Sei sempre sorridente e allegro: chi ti dà la forza di esser sempre così?
«è stato dopo aver passato il periodo brutto del mio incidente, da lì penso di aver capito molte cose: nella vita quotidiana si è soliti dare tutto per scontato e ovvio ma poi ti svegli un giorno ed è cambiato tutto!
Io penso che non accada mai niente per caso e che il mio destino fosse già scritto, dicendo ciò non voglio dire che bisogna rassegnarsi agli eventi, anzi è fondamentale capire il perché di tutto, per tutto c’è una spiegazione e io la cerco!
In tutto quello che mi capita mi chiedo sempre perché quella determinata cosa è successa proprio a me e da lì parto per riflettere e capire qualcosa. Come dicevo poco fa, i momenti bui capitano pure a me, non è che vivo in un limbo però cerco sempre di vedere il bicchiere mezzo pieno, voglio trovare sempre il lato positivo in tutto, è troppo semplice arrendersi o auto commiserarsi, io non sono cosi».
Fin da giovanissimo la vita ti ha messo a dura prova ma tu sei sempre riuscito a reagire e a rialzarti; quale consiglio puoi dare a chi si sente abbattuto e non riesce a trovare la forza di lottare?
«Sì la vita è stata dura con me, però tutto quello che ho affrontato e che ogni giorno affronto mi serve per capire come sono diventato. Ne ho passate tante e ne sto ancora passando molte ma la vita è cosi, pensa che vita piatta sarebbe senza problemi, senza grattacapi sarebbe una vita monotona.
Il consiglio che voglio dare a tutti è: ragazzi siamo tutti al mondo per un motivo, io il mio lo sto ancora cercando però ricordate di esigere e pretendere, non bisogna accontentarsi mai, la vita è il dono più bello del mondo, cerchiamo di non scordarcelo mai!
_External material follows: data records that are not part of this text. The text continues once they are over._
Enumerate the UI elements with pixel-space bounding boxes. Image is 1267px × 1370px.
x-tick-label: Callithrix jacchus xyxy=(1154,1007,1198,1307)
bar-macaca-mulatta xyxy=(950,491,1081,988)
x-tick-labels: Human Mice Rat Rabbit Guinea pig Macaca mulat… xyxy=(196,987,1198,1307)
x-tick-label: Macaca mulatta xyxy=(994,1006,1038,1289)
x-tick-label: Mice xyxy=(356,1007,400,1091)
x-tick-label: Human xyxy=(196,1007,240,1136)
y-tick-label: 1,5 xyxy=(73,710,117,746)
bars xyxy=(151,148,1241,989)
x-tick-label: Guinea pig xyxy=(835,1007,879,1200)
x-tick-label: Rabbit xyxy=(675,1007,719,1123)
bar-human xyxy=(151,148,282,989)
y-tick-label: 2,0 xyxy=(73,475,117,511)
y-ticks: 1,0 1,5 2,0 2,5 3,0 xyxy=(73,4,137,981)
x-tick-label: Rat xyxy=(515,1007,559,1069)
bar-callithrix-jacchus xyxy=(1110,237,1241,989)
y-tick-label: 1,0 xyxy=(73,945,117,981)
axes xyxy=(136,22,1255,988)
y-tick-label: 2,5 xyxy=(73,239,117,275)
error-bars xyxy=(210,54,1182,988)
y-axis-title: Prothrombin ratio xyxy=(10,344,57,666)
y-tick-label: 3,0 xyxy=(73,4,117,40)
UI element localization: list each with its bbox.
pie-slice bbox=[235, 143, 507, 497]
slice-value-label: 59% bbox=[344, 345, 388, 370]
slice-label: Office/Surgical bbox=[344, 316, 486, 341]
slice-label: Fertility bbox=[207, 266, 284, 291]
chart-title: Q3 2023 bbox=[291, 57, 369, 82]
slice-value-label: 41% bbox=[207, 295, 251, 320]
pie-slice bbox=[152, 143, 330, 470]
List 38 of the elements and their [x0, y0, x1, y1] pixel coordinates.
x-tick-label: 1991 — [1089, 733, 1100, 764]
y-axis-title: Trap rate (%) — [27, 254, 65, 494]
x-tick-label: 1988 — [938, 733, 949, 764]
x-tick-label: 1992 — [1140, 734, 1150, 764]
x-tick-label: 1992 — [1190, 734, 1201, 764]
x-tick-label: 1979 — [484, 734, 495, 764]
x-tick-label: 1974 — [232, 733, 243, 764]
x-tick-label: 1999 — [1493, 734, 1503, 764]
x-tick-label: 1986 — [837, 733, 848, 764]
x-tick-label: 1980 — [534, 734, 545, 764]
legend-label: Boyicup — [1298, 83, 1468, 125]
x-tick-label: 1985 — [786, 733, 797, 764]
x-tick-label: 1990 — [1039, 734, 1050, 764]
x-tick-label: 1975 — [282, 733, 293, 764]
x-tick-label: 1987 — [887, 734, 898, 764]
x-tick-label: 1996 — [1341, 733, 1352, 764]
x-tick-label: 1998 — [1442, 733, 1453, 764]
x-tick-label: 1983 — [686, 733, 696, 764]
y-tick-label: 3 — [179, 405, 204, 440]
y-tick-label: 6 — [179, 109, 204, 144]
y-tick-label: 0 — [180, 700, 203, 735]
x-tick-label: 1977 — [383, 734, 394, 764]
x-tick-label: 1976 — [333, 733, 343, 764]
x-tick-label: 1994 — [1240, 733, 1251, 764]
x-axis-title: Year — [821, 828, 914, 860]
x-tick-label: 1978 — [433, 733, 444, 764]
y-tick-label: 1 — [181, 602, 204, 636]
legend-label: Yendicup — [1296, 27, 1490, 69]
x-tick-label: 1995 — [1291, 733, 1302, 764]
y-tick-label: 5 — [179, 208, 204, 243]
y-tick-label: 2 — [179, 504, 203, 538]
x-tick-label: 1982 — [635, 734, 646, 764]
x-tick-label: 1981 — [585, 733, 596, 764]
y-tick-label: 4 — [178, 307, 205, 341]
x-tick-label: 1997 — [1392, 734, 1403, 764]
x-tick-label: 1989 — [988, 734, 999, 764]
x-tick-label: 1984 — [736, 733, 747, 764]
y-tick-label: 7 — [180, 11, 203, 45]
Io sono un persona che non si accontenta mai, vorrei sempre tutto ma ho imparato che per avere bisogna saper dare. Tutti dobbiamo ricordarci che niente ci è dovuto ma che dobbiamo lottare per ottenerlo… e questo è anche il bello della vita».
Qual è la tua canzone preferita?
«Non ho una canzone preferita, ho più canzoni che rappresentano certi momenti della mia vita: ad esempio “Certe notti” di Ligabue è una di queste e il motivo mi sembra evidente».